We have added clearer images of mRNA puncta showing that there is minimal overlap between P-bodies and RVB-tethering induced RNA granules (Figure 4C).
6) The relevance of Figure 2B is not clear – please discuss.
From the text “More generally we found that, for genes that show a greater than 3-fold increase in mRNA levels during glucose starvation, their promoters are significantly more enriched for Rvb2 binding. Previously we had found that Hsf1-binding sequences were sufficient to exclude mRNAs from mRNP granules during glucose starvation (Zid & O’Shea, 2014). Interestingly we found that glucose starvation induced Hsf1-target promoters have no difference in Rvb1/Rvb2 binding than an average gene, and significantly lower Rvb1/Rvb2 enrichment than stress induced non-Hsf1 targets (Figure 2B).” This data is also referenced in the discussion “As we found that Rvb1/Rvb2 are generally enriched on the promoters of transcriptionally upregulated mRNAs we favor a model in which the default is for Rvb1/Rvb2 to be recruited to active transcription sites. This fits with previous data that Rvb1/Rvb2 are required to maintain expression of many inducible promoters including galactose-inducible transcripts (Jónsson et al., 2001). While Rvb1/Rvb2 are generally recruited to the promoters of induced mRNAs during glucose starvation, we find that Hsf1-regulated promoters circumvent this recruitment through an unknown mechanism, as the transcriptionally upregulated Hsf1 targets show reduced recruitment relative to non-Hsf1 targets (Figure 2B). Intriguingly, Hsf1-regulated genomic regions have been found to coalesce during stressful conditions (Chowdhary, Kainth, & Gross, 2017; Pincus et al., 2018). It will be interesting to explore whether Rvb1/Rvb2 may be excluded from these coalesced regions in future studies.” Finally, this also serves as a control that Rvb1/Rvb2 are not just binding to transcriptionally induced promoters, as Hsf1 targets are induced just as strongly as Class II mRNAs.

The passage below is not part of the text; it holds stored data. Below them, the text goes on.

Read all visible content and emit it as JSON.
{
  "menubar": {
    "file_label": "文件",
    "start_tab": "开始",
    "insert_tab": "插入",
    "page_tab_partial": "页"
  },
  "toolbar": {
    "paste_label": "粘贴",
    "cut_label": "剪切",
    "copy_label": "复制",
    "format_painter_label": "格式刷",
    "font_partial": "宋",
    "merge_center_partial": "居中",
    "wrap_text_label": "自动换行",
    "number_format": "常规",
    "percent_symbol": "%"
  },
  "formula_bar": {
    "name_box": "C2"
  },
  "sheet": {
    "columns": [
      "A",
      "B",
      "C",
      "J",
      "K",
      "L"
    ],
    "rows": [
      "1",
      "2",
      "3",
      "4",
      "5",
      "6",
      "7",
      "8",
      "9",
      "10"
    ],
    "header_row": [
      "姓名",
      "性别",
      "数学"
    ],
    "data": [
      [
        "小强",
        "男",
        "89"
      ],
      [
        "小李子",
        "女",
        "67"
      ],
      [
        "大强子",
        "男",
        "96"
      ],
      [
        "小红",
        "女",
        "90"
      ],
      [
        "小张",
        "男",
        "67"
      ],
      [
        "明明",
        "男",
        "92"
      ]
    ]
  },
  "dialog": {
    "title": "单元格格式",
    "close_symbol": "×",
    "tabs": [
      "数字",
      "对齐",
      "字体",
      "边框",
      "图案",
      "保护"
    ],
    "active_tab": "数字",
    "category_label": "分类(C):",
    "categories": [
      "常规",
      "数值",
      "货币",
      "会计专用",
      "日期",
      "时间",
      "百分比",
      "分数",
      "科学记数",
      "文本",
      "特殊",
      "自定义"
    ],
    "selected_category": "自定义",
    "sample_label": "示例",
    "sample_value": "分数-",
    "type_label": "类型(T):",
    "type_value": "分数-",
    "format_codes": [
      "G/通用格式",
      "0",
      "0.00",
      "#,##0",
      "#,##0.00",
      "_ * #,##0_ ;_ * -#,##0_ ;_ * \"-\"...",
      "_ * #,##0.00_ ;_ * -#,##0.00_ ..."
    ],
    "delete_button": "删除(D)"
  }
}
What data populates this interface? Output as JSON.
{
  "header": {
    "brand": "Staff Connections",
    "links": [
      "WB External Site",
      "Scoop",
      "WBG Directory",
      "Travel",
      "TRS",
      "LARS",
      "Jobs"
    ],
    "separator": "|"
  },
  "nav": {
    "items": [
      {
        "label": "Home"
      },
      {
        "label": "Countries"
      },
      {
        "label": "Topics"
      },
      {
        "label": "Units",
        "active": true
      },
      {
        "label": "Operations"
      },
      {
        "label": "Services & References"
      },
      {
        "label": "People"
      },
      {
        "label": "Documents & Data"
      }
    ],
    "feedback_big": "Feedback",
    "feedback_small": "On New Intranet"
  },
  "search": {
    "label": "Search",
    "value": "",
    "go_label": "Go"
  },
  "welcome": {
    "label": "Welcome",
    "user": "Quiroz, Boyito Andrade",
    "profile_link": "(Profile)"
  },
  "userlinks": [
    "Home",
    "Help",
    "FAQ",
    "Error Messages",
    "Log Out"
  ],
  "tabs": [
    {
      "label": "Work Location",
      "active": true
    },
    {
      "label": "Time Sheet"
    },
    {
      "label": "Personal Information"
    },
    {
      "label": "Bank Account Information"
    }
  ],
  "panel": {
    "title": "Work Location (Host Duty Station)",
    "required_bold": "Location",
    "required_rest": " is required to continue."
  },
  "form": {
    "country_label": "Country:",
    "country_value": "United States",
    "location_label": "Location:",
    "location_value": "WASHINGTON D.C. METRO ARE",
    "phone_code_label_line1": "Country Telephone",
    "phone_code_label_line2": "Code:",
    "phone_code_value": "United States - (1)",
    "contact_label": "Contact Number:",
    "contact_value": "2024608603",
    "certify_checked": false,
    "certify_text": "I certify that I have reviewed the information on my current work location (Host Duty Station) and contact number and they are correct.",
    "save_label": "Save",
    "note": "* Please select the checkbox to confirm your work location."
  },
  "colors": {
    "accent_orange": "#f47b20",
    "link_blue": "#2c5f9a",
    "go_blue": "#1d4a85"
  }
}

7) Figure 5A modeling adds little supporting evidence to the entire figure. The experimental results are more convincing. Consider moving to the Supplement.
We have moved this to a Figure 4—figure supplement 10A,B.
8) Figure 4 and 3B. The authors suggest that Rvb1/2 loaded by the promoters onto the mRNA determine accumulation of mRNAs to P bodies. To test this model, the authors tether Rvb1/2 onto the mRNA using MS2-MCP system and then look for co-localization of the mRNA with P bodies. However, if the authors' model is correct, this experiment could have been achieved already using the constructs in Figure 3B. The authors should look at the P body localization pattern using chimeras used in Figure 3B.
This experiment was performed in our previous manuscript (Zid and O’Shea 2014) and showed that the promoter was sufficient to determine the cytoplasmic localization of the mRNA but did not show the mechanism for this promoter-controlled localization. One additional clarification is that our data supports Rvb1/2 driving localization to P-body independent starvation-induced granules, which is also the localization pattern we previously saw for Class II promoters.
9) Figure 6: The authors present a model where mRNAs transcribed from Class II promoters are decorated with Rvb1/2 co-transcriptionally, exported into the cytoplasm, recruited to P bodies and translationally repressed. However, this model is not fully supported by the data shown. Specifically, the authors have not shown that localization of mRNAs to P bodies induces translational repression or whether the recruitment is a consequence of this repression. The authors should revise their model to reflect this uncertainty. Also, the numbering of steps 1,2 3 is confusing. Does it imply a temporal sequences? Some of these steps could be occurring simultaneously (like 1 and 3). How does step 3 lead from step 2? Please clarify this model.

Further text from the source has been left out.